Skyfire Avenue, Capítulo 90 – ES
Capítulo 90: Electro-Squall, la estrella de Thor
Las llamas abisales quemaban, consumiendo los escudos de Thor por cada momento que lamían su superficie. El calor abrumador de los fuegos había comenzado a convertir el azul de zafiro del mecha en un rojo pálido.

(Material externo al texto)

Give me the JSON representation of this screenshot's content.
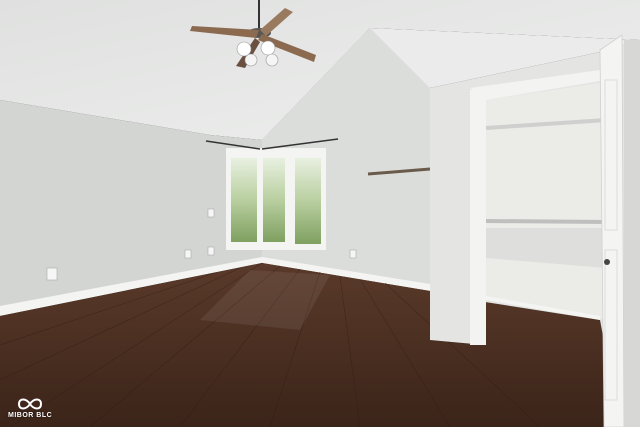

El rostro de Michael era sombrío. Aquellos mismos fuegos lo estaban devorando de la misma manera que esperaba que estuvieran destruyendo a Zeus. Ya podía oír el grito de su Ángel de la Guerra gimiendo, cada vez más débil a medida que las aleaciones se suavizaban. Pero donde se estaba derritiendo lentamente a la escoria, la situación estaba empeorando rápidamente para Thor.
El rojo de su superficie se había oscurecido hasta convertirse en un marrón enojado, ya que sus escudos comenzaron a fallar. Sin embargo, a pesar del calor Thor todavía tenía que mostrar cualquier signo de fusión. Cualquiera que fuera la aleación de la que estaba compuesta, se resistía valientemente a la destrucción. La carlinga del gran mecha fue protegida igualmente por virtud de un escudo delgado, pálido.
El área que los rodeaba se había vuelto indistinta. El aire se agitaba como ondas de agua, haciendo que fuera de la zona de efecto no pudiera distinguir claramente lo que estaba sucediendo. Sólo podían sentir los fuegos mientras ardían.
Lin Guoguo miró a Ke’er, que a su vez miró hacia atrás. No intercambiaron palabras, pero no necesitaron. Su preocupación era clara como el día en sus rostros.
Guoguo apretó los dientes, el oro en sus ojos brillaba peligrosamente. Mika empezó a despertar conciencia en sus brazos.
Mika sacudió la confusión de su confusa cabeza. Una vez que volvió la claridad, se puso en pie. El movimiento rápido sobresaltó a Lin Guoguo, y mientras ella tiraba de Mika casi se sentía desde el aire. En el nivel ocho, un Adepto podía confiar en su Disciplina para el vuelo. La velocidad y el control de uno dependían de su conjunto particular de habilidades.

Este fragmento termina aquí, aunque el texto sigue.